ECB to Consider Interest Rate Turnaround Amid Inflation Concerns: Rise in Collectively Agreed Wages and Economic Growth Fuel Uncertainty

Postponing the interest rate turnaround: A recommendation for the ECB

In May, inflation unexpectedly increased in the eurozone, partly due to strong wage pressure. This news has led many financial market participants to believe that the European Central Bank (ECB) will lower the three key interest rates by 0.25 percentage points each, implementing the anticipated interest rate turnaround. However, despite this expectation, some argue that the interest rate turnaround may be premature.

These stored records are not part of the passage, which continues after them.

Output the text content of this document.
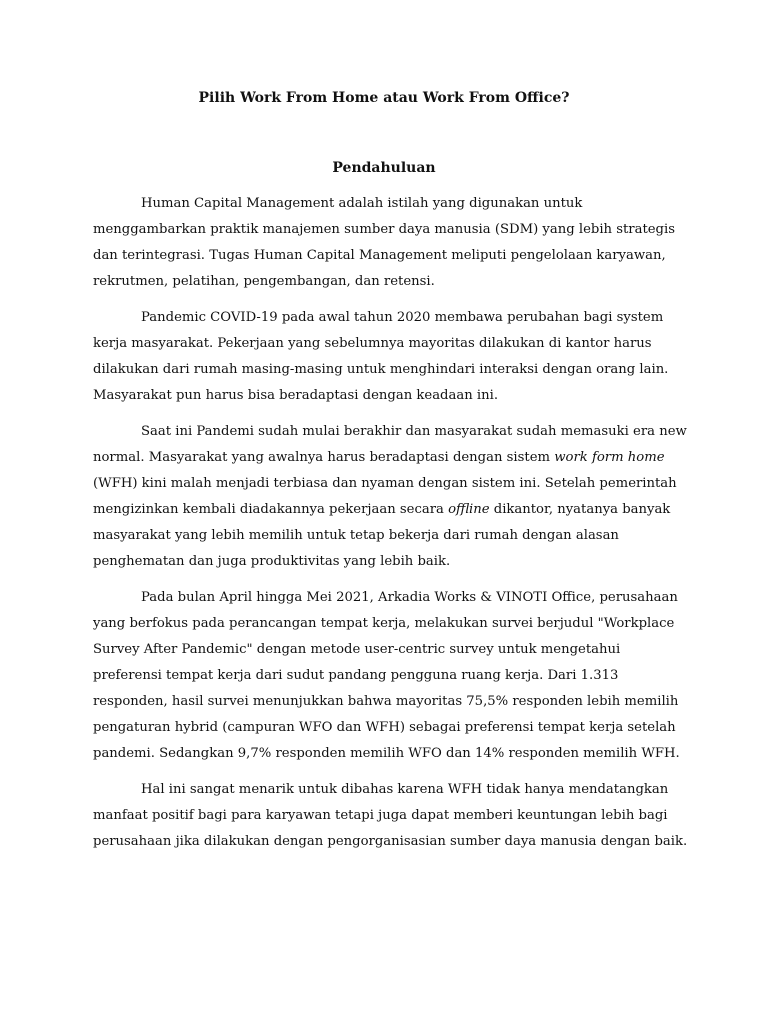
Pilih Work From Home atau Work From Office?
Pendahuluan

Human Capital Management adalah istilah yang digunakan untuk
menggambarkan praktik manajemen sumber daya manusia (SDM) yang lebih strategis
dan terintegrasi. Tugas Human Capital Management meliputi pengelolaan karyawan,
rekrutmen, pelatihan, pengembangan, dan retensi.

Pandemic COVID-19 pada awal tahun 2020 membawa perubahan bagi system
kerja masyarakat. Pekerjaan yang sebelumnya mayoritas dilakukan di kantor harus
dilakukan dari rumah masing-masing untuk menghindari interaksi dengan orang lain.
Masyarakat pun harus bisa beradaptasi dengan keadaan ini.

Saat ini Pandemi sudah mulai berakhir dan masyarakat sudah memasuki era new
normal. Masyarakat yang awalnya harus beradaptasi dengan sistem work form home
(WFH) kini malah menjadi terbiasa dan nyaman dengan sistem ini. Setelah pemerintah
mengizinkan kembali diadakannya pekerjaan secara offline dikantor, nyatanya banyak
masyarakat yang lebih memilih untuk tetap bekerja dari rumah dengan alasan
penghematan dan juga produktivitas yang lebih baik.

Pada bulan April hingga Mei 2021, Arkadia Works & VINOTI Office, perusahaan
yang berfokus pada perancangan tempat kerja, melakukan survei berjudul "Workplace
Survey After Pandemic" dengan metode user-centric survey untuk mengetahui
preferensi tempat kerja dari sudut pandang pengguna ruang kerja. Dari 1.313
responden, hasil survei menunjukkan bahwa mayoritas 75,5% responden lebih memilih
pengaturan hybrid (campuran WFO dan WFH) sebagai preferensi tempat kerja setelah
pandemi. Sedangkan 9,7% responden memilih WFO dan 14% responden memilih WFH.

Hal ini sangat menarik untuk dibahas karena WFH tidak hanya mendatangkan
manfaat positif bagi para karyawan tetapi juga dapat memberi keuntungan lebih bagi
perusahaan jika dilakukan dengan pengorganisasian sumber daya manusia dengan baik.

The rise in inflation has been fueled by a sharp increase in collectively agreed wages in the euro area. This has the potential to exacerbate price increases, as wage pressures continue to be significant. Additionally, economic indicators suggest that the eurozone is experiencing moderate growth, providing room for companies to raise prices.

With the unemployment rate at a record low and signs of economic recovery, arguments for interest rate cuts are diminishing. Furthermore, reducing interest rates could widen the interest rate differential with the United States, potentially weakening the euro against the dollar and increasing inflation through higher import prices.

Despite pressure from financial markets for further interest rate cuts, it may be more prudent for the ECB to focus on lowering inflation to their target of 2 percent. The central bank should closely monitor economic data to determine the appropriate course of action. It is important for the ECB to resist temptation and avoid hinting at additional interest rate cuts.